Containerized shipping, which was not even designed with grain transport in mind, could eventually account for as much as 20 percent of US grain export shipments, according to a president of an Illinois grain company.

 

Lynn Clarkson, president of Clarkson Grain Company, said one of the strengths of containerized shipping is the ability for shippers to segregate grain.

 

The industry could soon get a boost, Clarkson said in an interview at the Global Soybean and Grain Transport Conference, with the possible construction of a container shipping port facility in the New Orleans called Sea Point.

 

"We have one of the world's great waterway systems, connecting everywhere up to Minneapolis/St. Paul, Tulsa, Okla., Cincinnati, Pittsburgh ... and we currently don't use it for containers," Clarkson said. "Why not?"

 

The facility would help solve that issue, he said. Although it has not been finalized, Clarkson hopes it is up and running by 2010. Clarkson said Sea Point has a memorandum of understanding with a European investor, that if executed, would activate US$300 million in bonds from the state of Louisiana for the project, he said.

 

It would make container transportation within the US easier and add competition, he said.

 

"For better or worse, these freight companies want more leverage to use against the railroads, they want more competition," Clarkson said. "And the waterway system provides it."

 

Containerized shipping has proven increasingly popular for exporters who need to segregate their grain, which is especially important in light of genetically modified crops, he said.

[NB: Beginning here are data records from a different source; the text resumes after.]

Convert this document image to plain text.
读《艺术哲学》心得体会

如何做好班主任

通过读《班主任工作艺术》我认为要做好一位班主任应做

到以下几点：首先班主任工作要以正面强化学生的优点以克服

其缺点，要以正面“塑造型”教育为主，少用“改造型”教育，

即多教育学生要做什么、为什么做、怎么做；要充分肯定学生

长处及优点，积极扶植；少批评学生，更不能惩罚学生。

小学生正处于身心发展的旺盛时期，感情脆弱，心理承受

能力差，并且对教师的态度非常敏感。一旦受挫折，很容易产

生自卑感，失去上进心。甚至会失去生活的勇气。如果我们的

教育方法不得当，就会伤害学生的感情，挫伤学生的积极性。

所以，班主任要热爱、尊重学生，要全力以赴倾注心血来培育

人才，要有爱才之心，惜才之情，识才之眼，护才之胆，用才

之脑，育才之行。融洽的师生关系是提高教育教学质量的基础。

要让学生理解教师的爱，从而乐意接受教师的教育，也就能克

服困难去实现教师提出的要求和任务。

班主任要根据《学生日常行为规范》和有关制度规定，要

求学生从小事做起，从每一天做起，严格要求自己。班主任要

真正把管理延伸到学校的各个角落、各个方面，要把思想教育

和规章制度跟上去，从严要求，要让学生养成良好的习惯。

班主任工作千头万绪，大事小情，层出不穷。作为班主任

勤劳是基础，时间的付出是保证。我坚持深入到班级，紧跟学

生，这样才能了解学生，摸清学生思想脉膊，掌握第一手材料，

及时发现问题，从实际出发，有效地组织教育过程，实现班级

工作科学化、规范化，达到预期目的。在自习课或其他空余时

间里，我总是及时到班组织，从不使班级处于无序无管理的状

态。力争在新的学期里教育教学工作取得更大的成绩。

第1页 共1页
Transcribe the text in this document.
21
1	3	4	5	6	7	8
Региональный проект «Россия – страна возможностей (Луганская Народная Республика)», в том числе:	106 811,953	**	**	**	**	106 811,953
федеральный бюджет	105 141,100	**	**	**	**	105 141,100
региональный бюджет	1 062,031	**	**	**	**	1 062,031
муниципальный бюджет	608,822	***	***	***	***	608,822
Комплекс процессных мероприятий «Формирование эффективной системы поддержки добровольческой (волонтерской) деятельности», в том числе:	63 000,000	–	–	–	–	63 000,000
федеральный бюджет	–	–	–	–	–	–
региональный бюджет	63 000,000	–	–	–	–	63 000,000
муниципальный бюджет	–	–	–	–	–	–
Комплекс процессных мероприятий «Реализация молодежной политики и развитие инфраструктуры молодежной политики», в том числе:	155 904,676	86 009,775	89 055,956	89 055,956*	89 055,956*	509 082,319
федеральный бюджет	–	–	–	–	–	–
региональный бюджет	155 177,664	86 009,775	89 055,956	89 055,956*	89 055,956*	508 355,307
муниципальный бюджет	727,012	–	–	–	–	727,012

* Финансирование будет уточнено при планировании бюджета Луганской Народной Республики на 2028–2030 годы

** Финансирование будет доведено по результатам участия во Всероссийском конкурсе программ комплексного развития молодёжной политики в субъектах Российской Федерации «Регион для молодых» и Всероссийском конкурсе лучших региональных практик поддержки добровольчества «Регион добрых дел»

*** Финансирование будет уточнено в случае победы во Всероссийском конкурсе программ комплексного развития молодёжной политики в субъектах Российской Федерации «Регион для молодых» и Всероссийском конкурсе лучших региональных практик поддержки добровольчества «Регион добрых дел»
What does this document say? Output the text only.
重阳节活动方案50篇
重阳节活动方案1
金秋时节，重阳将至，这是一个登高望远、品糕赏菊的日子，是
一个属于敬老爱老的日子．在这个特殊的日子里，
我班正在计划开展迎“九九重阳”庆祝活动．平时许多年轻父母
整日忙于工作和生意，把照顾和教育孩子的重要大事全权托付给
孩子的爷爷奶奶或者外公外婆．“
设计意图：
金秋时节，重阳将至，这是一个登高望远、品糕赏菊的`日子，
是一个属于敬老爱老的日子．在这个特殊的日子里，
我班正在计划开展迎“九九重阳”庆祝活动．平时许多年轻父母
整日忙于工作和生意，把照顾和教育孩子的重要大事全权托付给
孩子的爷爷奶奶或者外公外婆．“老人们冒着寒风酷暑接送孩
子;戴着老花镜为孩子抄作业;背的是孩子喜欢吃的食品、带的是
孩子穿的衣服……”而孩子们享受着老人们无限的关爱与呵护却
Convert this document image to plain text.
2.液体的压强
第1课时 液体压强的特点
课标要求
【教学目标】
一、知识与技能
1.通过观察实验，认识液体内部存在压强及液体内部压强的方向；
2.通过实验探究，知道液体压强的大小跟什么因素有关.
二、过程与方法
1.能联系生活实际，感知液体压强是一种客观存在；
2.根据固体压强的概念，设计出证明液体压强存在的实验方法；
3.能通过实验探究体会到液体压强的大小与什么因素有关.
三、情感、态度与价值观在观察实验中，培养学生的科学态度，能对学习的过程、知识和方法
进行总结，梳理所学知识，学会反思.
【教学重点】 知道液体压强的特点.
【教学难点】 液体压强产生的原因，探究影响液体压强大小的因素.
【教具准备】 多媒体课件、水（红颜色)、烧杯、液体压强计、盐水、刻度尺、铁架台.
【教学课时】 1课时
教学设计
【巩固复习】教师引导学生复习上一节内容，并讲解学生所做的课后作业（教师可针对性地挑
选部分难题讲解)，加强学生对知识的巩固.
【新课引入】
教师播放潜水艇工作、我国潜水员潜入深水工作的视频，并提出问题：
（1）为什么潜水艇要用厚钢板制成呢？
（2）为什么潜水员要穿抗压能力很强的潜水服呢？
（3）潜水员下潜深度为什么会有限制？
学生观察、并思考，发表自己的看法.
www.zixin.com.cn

Shipping different varieties requires a lot more effort in both loading and unloading when using bulk freight, he said. And for countries such as Japan, which are still not accepting genetically modified crops, the containers provide more security.

 

"The containers take it right from door to door," Clarkson said. "There's no risk of contamination, there's no risk of blending."

 

The industry has grown during the last five years as bulk freight shipping rates climbed. But those rates have tumbled in the past couple of months, and the container shipping industry must respond if it wants to continue to compete, he said.

 

"If bulk freight rates are so low to be almost at cost, or sub-cost, and if the container guys do not wish to compete, then we will use a lot fewer containers," Clarkson said. "But if the container guys want to price themselves close to -- it doesn't have to be the same as -- bulk freight, I think they'll get an increasing amount of business."

 

Clarkson's forecast for the grain markets in general is less clear. If the markets were trading supply and demand, he said, the market would have already bottomed. Corn usually hits a seasonal bottom in mid-October, and many analysts were expected October lows would hold. But prices have fallen in recent days back toward that bottom.

 

"It had looked to me, if you looked at charts and other things, just the psychological actions of buyers, it looked like we had hit bottoms," Clarkson said.

 

Clarkson said the market's volatility this year is due in large part to a major change in US policy: the embrace of ethanol, which tied corn prices to energy prices.

 

Because that mandate is unlikely to go away with President-Elect Barack Obama, grains will likely rebound long-term, Clarkson said.

 

The winner of the "battle for acres" between corn and soy next year is still up in the air, he said. A couple of weeks ago, he though corn would be at a disadvantage because of high production costs. But fertilizer costs are now dropping rapidly, he said, making corn production more competitive. Soybean production does not rely on fertilizer.